Consistent Multimodal Generation via A Unified GAN Framework

paper_url: http://arxiv.org/abs/2307.01425
repo_url: None
paper_authors: Zhen Zhu, Yijun Li, Weijie Lyu, Krishna Kumar Singh, Zhixin Shu, Soeren Pirk, Derek Hoiem
for: 这篇论文的目的是如何通过单一的生成模型生成多模态图像输出，包括RGB、深度和表面法向量。
methods: 该论文基于StyleGAN3架构，使用共享背部和模态特定分支在图像生成网络的最后层。它还提出了每个模态的准确性评估器和跨模态一致性评估器。
results: 在斯坦福2D3D数据集上进行实验，论文实现了真实和一致的RGB、深度和表面法向量图像生成。它还提供了一种训练recipe，可以轻松地将预训练模型应用于新领域，只需几个对应的数据对。此外，论文还评估了使用生成的RGB和深度对进行深度估计器的训练或细化。

Abstract
We investigate how to generate multimodal image outputs, such as RGB, depth, and surface normals, with a single generative model. The challenge is to produce outputs that are realistic, and also consistent with each other. Our solution builds on the StyleGAN3 architecture, with a shared backbone and modality-specific branches in the last layers of the synthesis network, and we propose per-modality fidelity discriminators and a cross-modality consistency discriminator. In experiments on the Stanford2D3D dataset, we demonstrate realistic and consistent generation of RGB, depth, and normal images. We also show a training recipe to easily extend our pretrained model on a new domain, even with a few pairwise data.
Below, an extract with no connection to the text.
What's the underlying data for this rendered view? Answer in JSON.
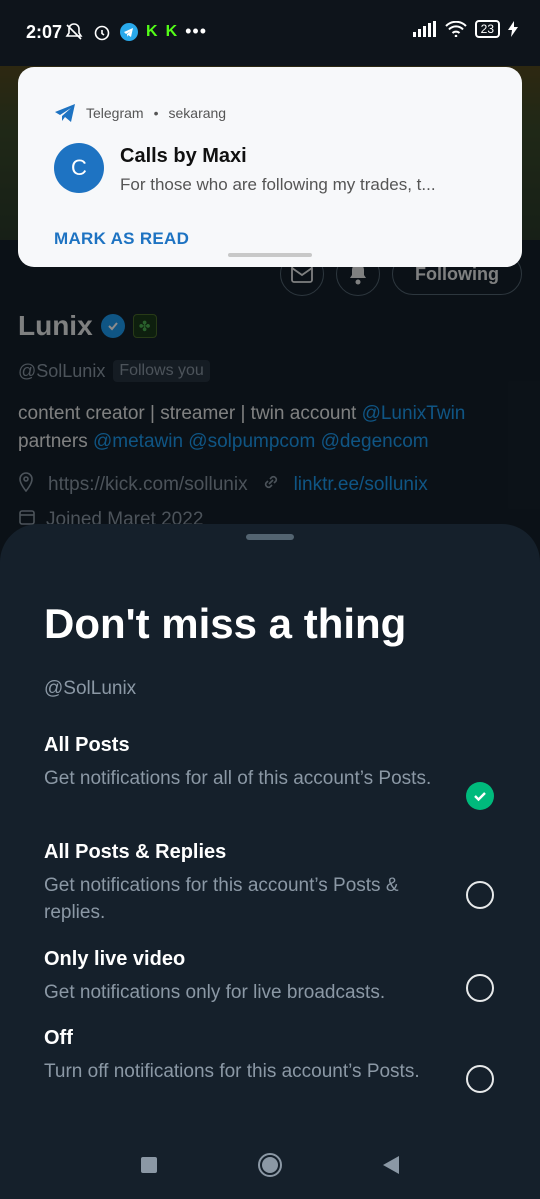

We further evaluate the use of synthetically generated RGB and depth pairs for training or fine-tuning depth estimators. Code will be available at https://github.com/jessemelpolio/MultimodalGAN.

摘要
我们研究如何通过单一的生成模型生成多modal的图像输出，如RGB、深度和表面法向量。挑战在于生成的输出应该是真实的，同时也需要在不同modal之间具有一致性。我们基于StyleGAN3架构，在生成网络的最后层添加共享后置和modal特定的分支，并提出每个modal的准确性评价器以及交叉modal的一致性评价器。在Stanford2D3D数据集上进行实验，我们实现了真实和一致的RGB、深度和normal图像生成。此外，我们还提供了一个训练recipe，可以轻松地在新领域上扩展我们预训练模型，只需要一些对应的对比数据。最后，我们还评估了使用生成的RGB和深度对来训练或练化深度估计器。代码将在GitHub上提供。
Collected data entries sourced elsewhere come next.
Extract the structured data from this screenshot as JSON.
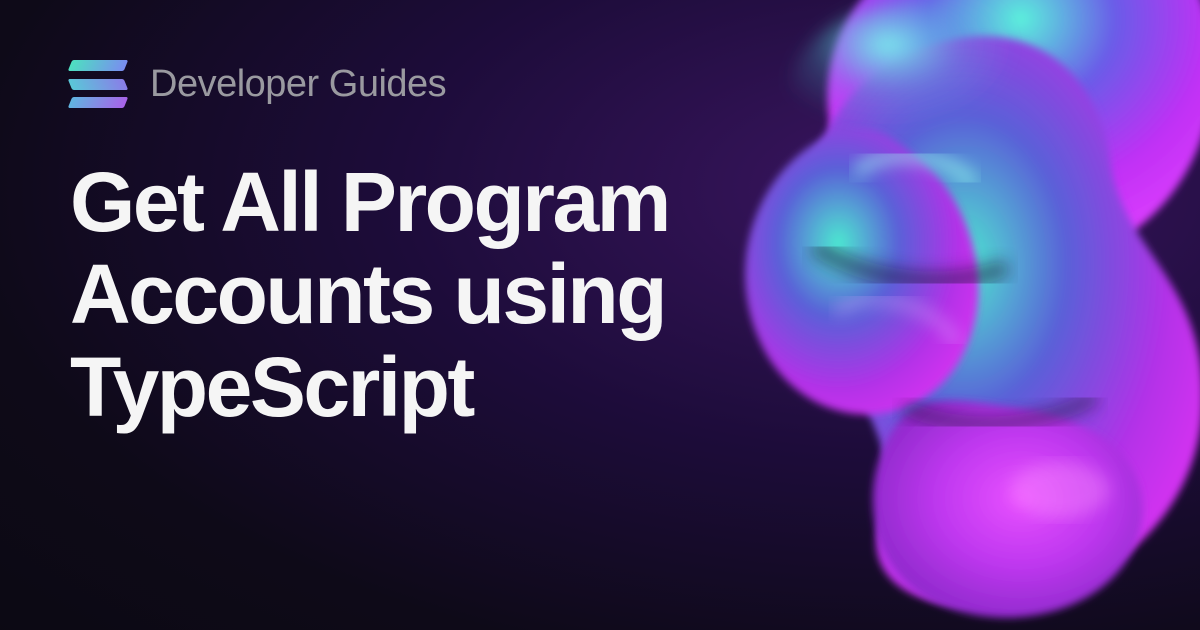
{
  "header": {
    "category": "Developer Guides"
  },
  "main": {
    "title": "Get All Program Accounts using TypeScript"
  },
  "colors": {
    "bg_dark": "#0a0810",
    "bg_purple": "#3a1560",
    "text_muted": "#9a9aa0",
    "text_primary": "#f5f5f5",
    "gradient_teal": "#4de0c0",
    "gradient_purple": "#a862e8",
    "blob_magenta": "#d835ff",
    "blob_cyan": "#3deed8",
    "blob_violet": "#7b3fe4"
  }
}
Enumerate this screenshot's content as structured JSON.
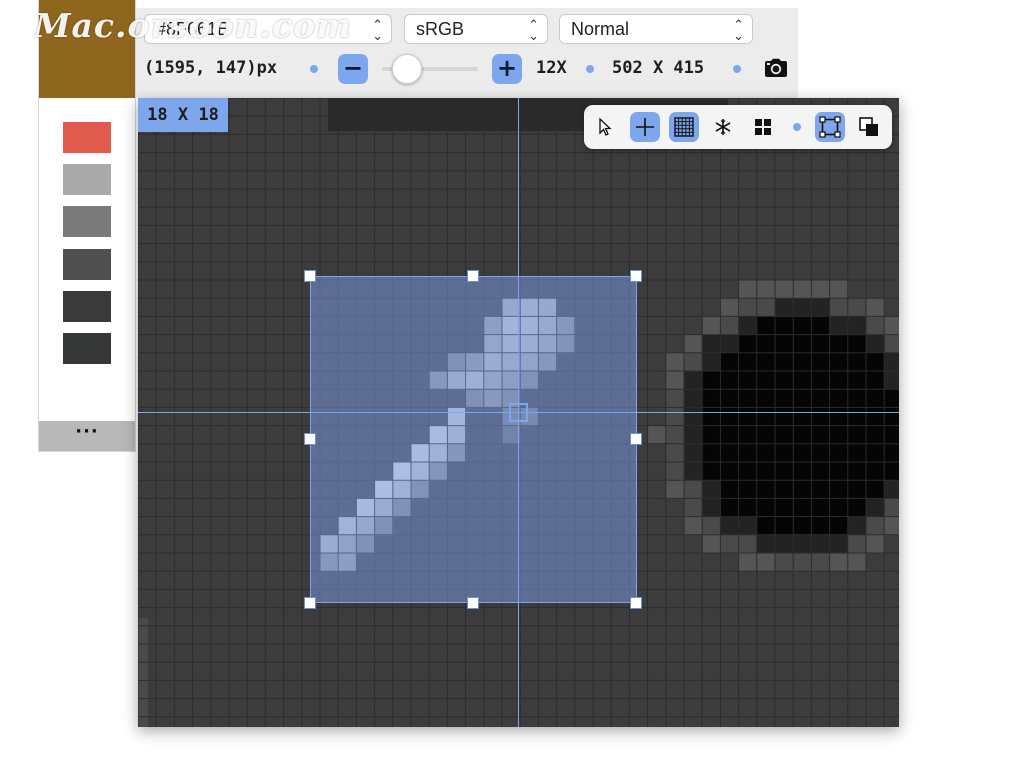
{
  "watermark": "Mac.orsoon.com",
  "toolbar": {
    "hex_value": "#8F661E",
    "color_space": "sRGB",
    "blend_mode": "Normal",
    "coordinates": "(1595, 147)px",
    "zoom_out_label": "−",
    "zoom_in_label": "+",
    "zoom_level": "12X",
    "dimensions": "502 X 415",
    "camera_icon": "camera-icon"
  },
  "swatch_panel": {
    "current_color": "#8F661E",
    "swatches": [
      "#e05a4e",
      "#a9a9a9",
      "#7b7b7b",
      "#505050",
      "#3a3a3a",
      "#363837"
    ],
    "more_label": "···"
  },
  "canvas": {
    "sample_size": "18 X 18",
    "accent_color": "#7ea6ec"
  },
  "tool_palette": {
    "tools": [
      {
        "icon": "pointer-icon",
        "active": false
      },
      {
        "icon": "crosshair-icon",
        "active": true
      },
      {
        "icon": "grid-icon",
        "active": true
      },
      {
        "icon": "snowflake-icon",
        "active": false
      },
      {
        "icon": "quad-squares-icon",
        "active": false
      },
      {
        "icon": "selection-frame-icon",
        "active": true
      },
      {
        "icon": "overlap-squares-icon",
        "active": false
      }
    ]
  }
}
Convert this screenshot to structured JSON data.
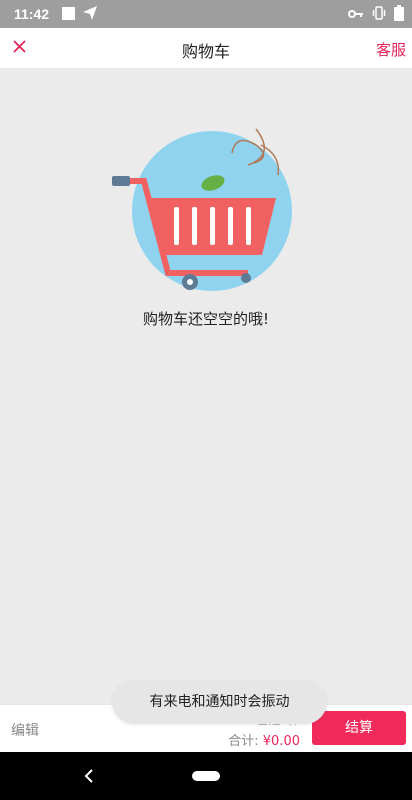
{
  "status": {
    "time": "11:42"
  },
  "header": {
    "title": "购物车",
    "service_label": "客服"
  },
  "empty_state": {
    "message": "购物车还空空的哦!"
  },
  "footer": {
    "edit_label": "编辑",
    "selected_text": "已选0件",
    "total_label": "合计:",
    "total_amount": "¥0.00",
    "checkout_label": "结算"
  },
  "toast": {
    "text": "有来电和通知时会振动"
  },
  "colors": {
    "accent": "#f02a5a",
    "cart_red": "#f26161",
    "circle_blue": "#8fd3ee"
  }
}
Direct Superpoints Matching for Fast and Robust Point Cloud Registration

paper_url: http://arxiv.org/abs/2307.01362
repo_url: None
paper_authors: Aniket Gupta, Yiming Xie, Hanumant Singh, Huaizu Jiang
for: 本研究旨在提出一种简单 yet effective的方法，可以直接匹配 superpoints，以确定源点云和目标点云之间的固定变换。
methods: 本方法使用全局滑动层来直接匹配 superpoints，并使用这些匹配来确定点云之间的变换。
results: 与直接预测对应点的方法相比，我们的方法可以更准确地估计变换，并且不需要任何后处理修复。在 ModelNet 和 3DMatch 测试集上，我们的方法达到了当前最佳的结果。

Abstract
Although deep neural networks endow the downsampled superpoints with discriminative feature representations, directly matching them is usually not used alone in state-of-the-art methods, mainly for two reasons. First, the correspondences are inevitably noisy, so RANSAC-like refinement is usually adopted. Such ad hoc postprocessing, however, is slow and not differentiable, which can not be jointly optimized with feature learning. Second, superpoints are sparse and thus more RANSAC iterations are needed. Existing approaches use the coarse-to-fine strategy to propagate the superpoints correspondences to the point level, which are not discriminative enough and further necessitates the postprocessing refinement. In this paper, we present a simple yet effective approach to extract correspondences by directly matching superpoints using a global softmax layer in an end-to-end manner, which are used to determine the rigid transformation between the source and target point cloud. Compared with methods that directly predict corresponding points, by leveraging the rich information from the superpoints matchings, we can obtain more accurate estimation of the transformation and effectively filter out outliers without any postprocessing refinement. As a result, our approach is not only fast, but also achieves state-of-the-art results on the challenging ModelNet and 3DMatch benchmarks. Our code and model weights will be publicly released.

摘要
尽管深度神经网络使得下采样后的超点具有特征表示能力，但直接匹配它们通常不是独立使用的方法，主要是因为两个原因。首先，匹配是不可避免的噪声，因此通常采用RANSAC-like的修正。这种随机处理不是梯度可导的，因此无法与特征学习一起共同优化。其次，超点是稀疏的，因此需要更多的RANSAC迭代。现有的方法使用粗细到细粒的策略来传播超点匹配到点级别，但这些匹配不够精细，需要进一步的后处理修正。在这篇论文中，我们提出了一种简单又有效的方法，通过直接匹配超点使用全局软max层，以END-TO-END的方式确定源点云和目标点云之间的固定变换。与直接预测对应点的方法相比，通过利用超点匹配中的丰富信息，我们可以更准确地估算变换，并有效地排除噪声，无需任何后处理修正。因此，我们的方法不仅快速，而且实现了对挑战性 ModelNet 和 3DMatch 测试集的state-of-the-art 结果。我们的代码和模型参数将公开发布。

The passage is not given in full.